COPYRIGHT(2013) Kirkus Reviews, ALL RIGHTS RESERVED.



Booklist

October 15, 2013
Meacham (Tumbleweeds, 2012) returns to her beloved Tolivers and Warwicks in this prequel to her first surprise best-seller, Roses (2010). Spanning more than six decades, Somerset takes readers back to 1835 as Silas Toliver and Jeremy Warwick, younger sons of wealthy plantation owners, prepare to leave South Carolina in search of greater fortune in Texas. In a classic Meacham twist, Silas is forced to marry Jessica Wyndham, a headstrong heiress who harbors abolitionist sentiments. Love eventually grows between them and they form the foundation upon which retired high-school English teacher Meacham built Roses. Though Meacham sets her tale against the backdrop of historical upheavals, even the Civil War takes a backseat to the Tolivers' domestic dramas full of intrigue and tragedy. Like many multigenerational sagas, Somerset aims for breadth, not depth, and loses a bit of steam as its original characters, whom Meacham develops with great care, cede the stage to a succession of offspring lacking similar spark.

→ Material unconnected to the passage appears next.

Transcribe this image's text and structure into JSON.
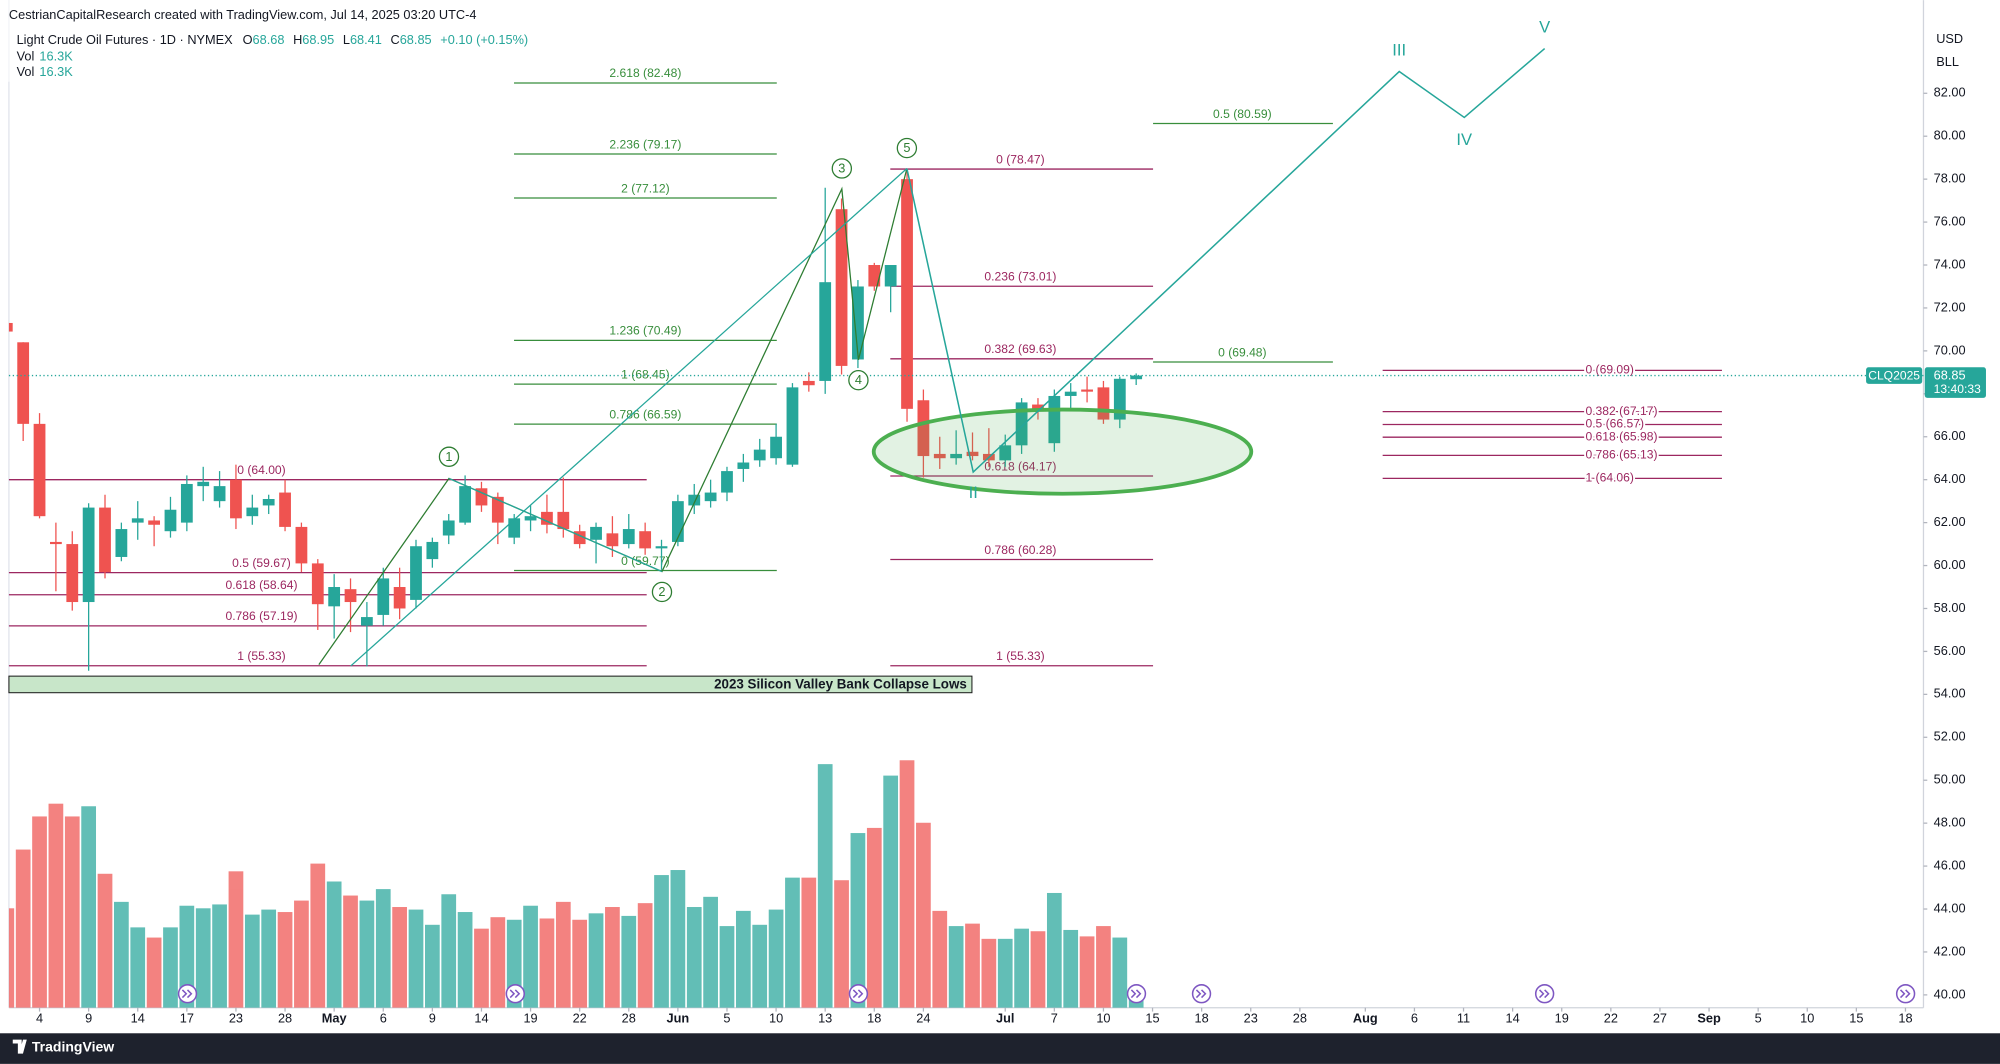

To the author's credit, Jessica is a tough act to follow.(Reprinted with permission of Booklist, copyright 2013, American Library Association.)



Library Journal

June 1, 2013

This prequel to Meacham's best-selling debut, Roses, offers 150 years' worth of Tolivers, Warwicks, and DuMonts. Bereft of his inheritance, Simon Toliver leaves South Carolina's Plantation Alley and strikes out with friend Jeremy Warwick for a new territory: Texas. With a 100,000-copy first printing.

Copyright 2013 Library Journal, LLC Used with permission.



Library Journal

September 1, 2013

In this prequel to Meacham's best-selling debut, Roses, Simon Toliver leaves South Carolina's Plantation Alley and strikes out with friend Jeremy Warwick for a new territory: Texas. With a 100,000-copy first printing; pushed back from November.